PGRMC1 phosphorylation status and cell plasticity 2: genomic integrity and CpG methylation

Background: During vertebrate embryology the state of animal cell differentiation is determined by several mechanisms, including heritable but plastic patterns of genomic and histone methylation. Cancer is a disease related to loss of terminal differentiation. Progesterone receptor membrane component 1 (PGRMC1) is a protein that has been implicated in cancer biology and poor patient outcomes. It can be over-expressed in cancers, and exist in alternative states of phosphorylation. A motif centered on PGRMC1 Y180 was evolutionarily acquired in animals by the common ancestor of Cnidaria and bilateral animals, concomitantly with an embryological organizer of gastrulation associated with the induction of systematically regulated epigenetic genome methylation. Results: Here, we show that manipulation of PGRMC1 phosphorylation by mutagenesis results in altered cell metabolism, genomic stability, and CpG methylation. Hypothesizing that PGRMC1 phosphorylation status affects genome methylation, we discovered that each of several mutants elicited distinct patterns of CpG methylation. Mutation of Y180 led to increased overall hypermethylation levels, accompanied by hypomethylation of selected promoter- and cell-type enhancers, reminiscent of the hypermethylated status of embryonic stem cells.

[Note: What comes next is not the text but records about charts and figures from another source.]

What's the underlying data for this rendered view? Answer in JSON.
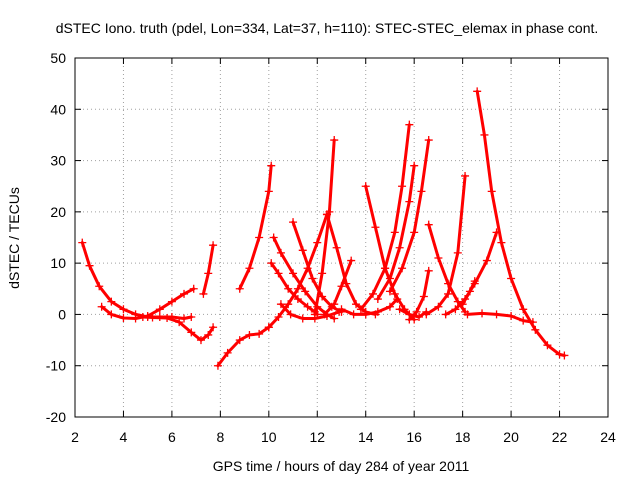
{
  "chart_data": {
    "type": "scatter",
    "title": "dSTEC Iono. truth (pdel, Lon=334, Lat=37, h=110): STEC-STEC_elemax in phase cont.",
    "xlabel": "GPS time / hours of day 284 of year 2011",
    "ylabel": "dSTEC  / TECUs",
    "xlim": [
      2,
      24
    ],
    "ylim": [
      -20,
      50
    ],
    "xticks": [
      2,
      4,
      6,
      8,
      10,
      12,
      14,
      16,
      18,
      20,
      22,
      24
    ],
    "yticks": [
      -20,
      -10,
      0,
      10,
      20,
      30,
      40,
      50
    ],
    "grid": true,
    "marker": "plus",
    "color": "#ff0000",
    "series": [
      {
        "x": [
          2.3,
          2.6,
          3.0,
          3.5,
          4.0,
          4.5,
          5.0,
          5.5,
          6.0,
          6.5,
          6.8
        ],
        "y": [
          14,
          9.5,
          5.5,
          2.5,
          1.0,
          0.0,
          -0.5,
          -0.5,
          -0.5,
          -0.8,
          -0.5
        ]
      },
      {
        "x": [
          3.1,
          3.5,
          4.0,
          4.5,
          5.0,
          5.5,
          6.0,
          6.5,
          6.9
        ],
        "y": [
          1.5,
          0.0,
          -0.7,
          -0.8,
          -0.3,
          1.0,
          2.5,
          4.0,
          5.0
        ]
      },
      {
        "x": [
          4.8,
          5.2,
          5.8,
          6.3,
          6.8,
          7.2,
          7.5,
          7.7
        ],
        "y": [
          -0.5,
          -0.6,
          -0.7,
          -1.5,
          -3.5,
          -5.0,
          -4.0,
          -2.5
        ]
      },
      {
        "x": [
          7.3,
          7.5,
          7.7
        ],
        "y": [
          4.0,
          8.0,
          13.5
        ]
      },
      {
        "x": [
          7.9,
          8.3,
          8.8,
          9.2,
          9.6,
          10.0
        ],
        "y": [
          -10.0,
          -7.5,
          -5.0,
          -4.0,
          -3.8,
          -2.5
        ]
      },
      {
        "x": [
          8.8,
          9.2,
          9.6,
          10.0,
          10.1
        ],
        "y": [
          5.0,
          9.0,
          15.0,
          24.0,
          29.0
        ]
      },
      {
        "x": [
          10.0,
          10.4,
          10.8,
          11.2,
          11.6,
          12.0,
          12.4
        ],
        "y": [
          -2.5,
          -0.5,
          2.0,
          5.0,
          9.0,
          14.0,
          19.5
        ]
      },
      {
        "x": [
          10.1,
          10.4,
          10.8,
          11.2,
          11.6,
          11.9,
          12.0
        ],
        "y": [
          10.0,
          8.0,
          5.0,
          3.0,
          1.5,
          0.5,
          0.0
        ]
      },
      {
        "x": [
          10.2,
          10.5,
          11.0,
          11.5,
          12.0,
          12.4,
          12.7
        ],
        "y": [
          15.0,
          12.0,
          8.0,
          4.5,
          1.5,
          0.0,
          -0.8
        ]
      },
      {
        "x": [
          10.5,
          10.9,
          11.4,
          11.9,
          12.4,
          12.9
        ],
        "y": [
          2.0,
          0.0,
          -0.8,
          -0.8,
          -0.3,
          0.5
        ]
      },
      {
        "x": [
          11.0,
          11.4,
          11.8,
          12.2,
          12.6,
          13.0
        ],
        "y": [
          18.0,
          12.5,
          7.0,
          3.5,
          1.5,
          0.5
        ]
      },
      {
        "x": [
          12.4,
          12.8,
          13.2,
          13.6,
          14.0,
          14.4
        ],
        "y": [
          19.5,
          13.0,
          6.0,
          2.0,
          0.5,
          0.0
        ]
      },
      {
        "x": [
          11.9,
          12.2,
          12.5,
          12.7
        ],
        "y": [
          0.0,
          8.0,
          20.0,
          34.0
        ]
      },
      {
        "x": [
          12.3,
          12.7,
          13.0,
          13.4
        ],
        "y": [
          0.0,
          2.0,
          5.5,
          10.5
        ]
      },
      {
        "x": [
          13.0,
          13.5,
          14.0,
          14.5,
          15.0,
          15.3
        ],
        "y": [
          1.0,
          0.0,
          0.0,
          0.5,
          1.5,
          3.0
        ]
      },
      {
        "x": [
          14.0,
          14.4,
          14.8,
          15.2,
          15.6,
          16.0
        ],
        "y": [
          25.0,
          17.0,
          9.0,
          4.0,
          1.0,
          -1.0
        ]
      },
      {
        "x": [
          13.8,
          14.3,
          14.8,
          15.2,
          15.5,
          15.8
        ],
        "y": [
          1.0,
          4.0,
          9.0,
          16.0,
          25.0,
          37.0
        ]
      },
      {
        "x": [
          14.5,
          15.0,
          15.4,
          15.8,
          16.0
        ],
        "y": [
          3.0,
          7.0,
          13.0,
          22.0,
          29.0
        ]
      },
      {
        "x": [
          15.0,
          15.5,
          16.0,
          16.3,
          16.6
        ],
        "y": [
          4.5,
          9.0,
          16.0,
          24.0,
          34.0
        ]
      },
      {
        "x": [
          15.4,
          15.8,
          16.2,
          16.5
        ],
        "y": [
          1.0,
          0.0,
          -0.5,
          0.5
        ]
      },
      {
        "x": [
          15.8,
          16.1,
          16.4,
          16.6
        ],
        "y": [
          -1.0,
          0.5,
          3.5,
          8.5
        ]
      },
      {
        "x": [
          16.6,
          17.0,
          17.4,
          17.8,
          18.1
        ],
        "y": [
          17.5,
          11.0,
          6.0,
          2.5,
          0.5
        ]
      },
      {
        "x": [
          16.5,
          17.0,
          17.4,
          17.8,
          18.1
        ],
        "y": [
          0.0,
          1.5,
          4.0,
          12.0,
          27.0
        ]
      },
      {
        "x": [
          17.3,
          17.7,
          18.1,
          18.5,
          19.0,
          19.4
        ],
        "y": [
          0.0,
          1.0,
          3.0,
          6.0,
          10.5,
          16.0
        ]
      },
      {
        "x": [
          18.0,
          18.3,
          18.5
        ],
        "y": [
          2.0,
          4.5,
          6.5
        ]
      },
      {
        "x": [
          18.2,
          18.8,
          19.4,
          20.0,
          20.5,
          20.9
        ],
        "y": [
          0.0,
          0.2,
          0.0,
          -0.3,
          -1.2,
          -1.5
        ]
      },
      {
        "x": [
          18.6,
          18.9,
          19.2,
          19.6,
          20.0,
          20.5,
          21.0,
          21.5,
          22.0,
          22.2
        ],
        "y": [
          43.5,
          35.0,
          24.0,
          14.0,
          7.0,
          1.0,
          -3.0,
          -6.0,
          -7.8,
          -8.0
        ]
      }
    ]
  }
}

Pathways enrichment analysis suggested modulation of processes related to animal cell differentiation status and tissue identity, as well as cell cycle control and ATM/ATR DNA damage repair regulation. We detected PGRMC1 phospho-status-dependent differential rates of genomic mutation after thirty culture passages. Conclusions: In companion manuscripts we show that 1) these cell states are associated with dramatic effects on protein abundances, cell and mitochondrial morphology, and glycolytic metabolism, and 2) that Y180 has been evolutionarily conserved since its simultaneous appearance with the animal gastrulation organizer. These combined studies suggest that PGRMC1 phosphorylation status, as controlled by ill-defined signaling processes affected by phosphorylation site mutants, modulates cellular plasticity by affecting mechanisms relevant to early embryological tissue differentiation, which should be highly relevant to disease.